The UBGL was in Indian military service since 2010. It was reported by the Indian Ministry of Defence in 2011 that paramilitary forces ordered around 100 UBGLs.

In 2020, production of 40mm rounds began in Ammunition Factory Khadki under Atmanirbhar Bharat. The first ammunition consignment was sent to the Border Security Force.

On August 2, 2021, OFT announced that the UBGL was made compatible with the Trichy assault rifle, which is being brought into service by the Central Reserve Police Force (CRPF), Central Armed Police Forces (CAPF) and various State Armed Police Forces.

==Design==
The UBGL can be attached to the INSAS and various AK-47 rifles. It has a three-point attachment system to be able to mount the UBGL to the rifles with a built-in safety to prevent accidental discharge.

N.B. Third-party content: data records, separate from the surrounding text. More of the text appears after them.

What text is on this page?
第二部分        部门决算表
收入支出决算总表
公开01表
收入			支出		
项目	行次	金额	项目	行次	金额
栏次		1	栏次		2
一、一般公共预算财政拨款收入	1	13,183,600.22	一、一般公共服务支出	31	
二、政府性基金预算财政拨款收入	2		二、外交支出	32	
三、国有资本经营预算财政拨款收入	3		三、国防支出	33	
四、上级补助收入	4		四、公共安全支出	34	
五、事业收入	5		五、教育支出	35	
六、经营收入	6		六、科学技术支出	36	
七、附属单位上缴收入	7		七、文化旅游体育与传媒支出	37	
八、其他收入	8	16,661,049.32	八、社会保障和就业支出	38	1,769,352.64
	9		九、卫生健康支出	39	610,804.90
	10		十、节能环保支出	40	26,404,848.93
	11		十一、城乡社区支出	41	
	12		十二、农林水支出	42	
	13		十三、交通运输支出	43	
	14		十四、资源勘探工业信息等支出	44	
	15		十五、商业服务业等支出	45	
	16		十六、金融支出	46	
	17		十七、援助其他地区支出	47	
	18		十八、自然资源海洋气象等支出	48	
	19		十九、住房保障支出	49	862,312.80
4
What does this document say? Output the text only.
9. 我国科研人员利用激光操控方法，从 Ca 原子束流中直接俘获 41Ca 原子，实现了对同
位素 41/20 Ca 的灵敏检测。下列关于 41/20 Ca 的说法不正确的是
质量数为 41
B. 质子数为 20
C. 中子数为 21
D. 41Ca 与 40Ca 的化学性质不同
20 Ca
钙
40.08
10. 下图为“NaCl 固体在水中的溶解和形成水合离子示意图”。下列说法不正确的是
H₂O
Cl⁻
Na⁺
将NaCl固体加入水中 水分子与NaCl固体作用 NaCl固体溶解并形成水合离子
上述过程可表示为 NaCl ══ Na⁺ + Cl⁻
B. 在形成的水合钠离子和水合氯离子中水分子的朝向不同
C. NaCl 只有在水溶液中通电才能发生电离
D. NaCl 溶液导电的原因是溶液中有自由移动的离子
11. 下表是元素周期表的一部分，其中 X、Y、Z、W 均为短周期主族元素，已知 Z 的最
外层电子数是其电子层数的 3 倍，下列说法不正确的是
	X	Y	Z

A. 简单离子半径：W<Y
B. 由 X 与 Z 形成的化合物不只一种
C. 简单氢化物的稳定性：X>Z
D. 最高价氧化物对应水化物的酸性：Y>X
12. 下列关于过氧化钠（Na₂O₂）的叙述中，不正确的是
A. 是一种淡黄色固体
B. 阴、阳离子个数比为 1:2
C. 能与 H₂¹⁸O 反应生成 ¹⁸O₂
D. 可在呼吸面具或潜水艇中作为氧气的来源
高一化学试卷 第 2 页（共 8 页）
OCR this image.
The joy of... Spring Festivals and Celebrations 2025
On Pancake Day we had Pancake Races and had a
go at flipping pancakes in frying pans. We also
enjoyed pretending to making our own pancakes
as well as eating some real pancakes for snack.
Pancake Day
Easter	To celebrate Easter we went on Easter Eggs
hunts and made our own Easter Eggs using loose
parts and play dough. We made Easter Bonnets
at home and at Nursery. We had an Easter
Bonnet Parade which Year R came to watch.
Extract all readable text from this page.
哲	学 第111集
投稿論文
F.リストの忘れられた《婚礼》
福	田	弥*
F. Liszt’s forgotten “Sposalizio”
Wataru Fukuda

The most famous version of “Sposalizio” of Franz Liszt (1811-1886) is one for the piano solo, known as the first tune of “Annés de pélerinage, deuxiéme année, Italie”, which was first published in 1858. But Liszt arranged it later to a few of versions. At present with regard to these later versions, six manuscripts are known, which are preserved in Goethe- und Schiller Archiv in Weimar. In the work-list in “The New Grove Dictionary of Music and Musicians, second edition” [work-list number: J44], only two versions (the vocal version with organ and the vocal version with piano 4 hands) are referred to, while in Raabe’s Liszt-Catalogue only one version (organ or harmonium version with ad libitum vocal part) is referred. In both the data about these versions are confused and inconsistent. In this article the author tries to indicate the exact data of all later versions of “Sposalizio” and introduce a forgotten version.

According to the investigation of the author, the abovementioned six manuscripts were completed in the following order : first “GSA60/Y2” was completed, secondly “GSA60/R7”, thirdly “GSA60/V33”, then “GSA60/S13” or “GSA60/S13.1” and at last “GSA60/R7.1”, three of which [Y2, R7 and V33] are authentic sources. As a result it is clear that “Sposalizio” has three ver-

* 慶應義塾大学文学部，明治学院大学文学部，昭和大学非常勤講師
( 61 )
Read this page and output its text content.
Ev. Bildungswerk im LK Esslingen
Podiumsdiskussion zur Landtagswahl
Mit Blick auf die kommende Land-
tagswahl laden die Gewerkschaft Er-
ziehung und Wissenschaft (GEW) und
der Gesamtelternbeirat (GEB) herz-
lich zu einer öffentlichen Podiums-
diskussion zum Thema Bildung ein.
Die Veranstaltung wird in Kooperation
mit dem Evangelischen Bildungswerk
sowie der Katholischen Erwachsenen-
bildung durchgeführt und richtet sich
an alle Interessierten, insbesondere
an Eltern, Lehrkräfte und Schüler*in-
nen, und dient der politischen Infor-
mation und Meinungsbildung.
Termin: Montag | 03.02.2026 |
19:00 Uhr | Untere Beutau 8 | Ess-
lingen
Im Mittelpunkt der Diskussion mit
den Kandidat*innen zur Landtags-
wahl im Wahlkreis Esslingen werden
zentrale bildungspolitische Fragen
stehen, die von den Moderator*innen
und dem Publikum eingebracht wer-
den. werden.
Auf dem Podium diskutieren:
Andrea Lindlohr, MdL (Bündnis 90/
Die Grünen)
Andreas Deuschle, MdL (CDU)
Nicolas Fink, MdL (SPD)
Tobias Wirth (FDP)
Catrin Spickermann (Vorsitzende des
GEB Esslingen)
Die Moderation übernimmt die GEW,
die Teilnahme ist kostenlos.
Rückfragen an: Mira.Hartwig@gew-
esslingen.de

The trigger system is a button located on the left side of the barrel, allowing the soldier to fire both the rifle and grenade launcher without having to change his firing posture. Its maximum range is 400 metres.

The weapon uses a simple ladder sight mechanism, similar to the GP-25. It also has tritium illuminated sights for night firing. The ammunition fired by the UBGL is similar to the Milkor MGL used by the Indian Army, allowing for standardisation.

To install the UBGL, the handguard of an INSAS/AK-type rifle needs to be removed first before the device is installed.

===Ammunition===
The UBGL can be used to fire Practice, HEAP, HEDP and RP-type 40mm rounds.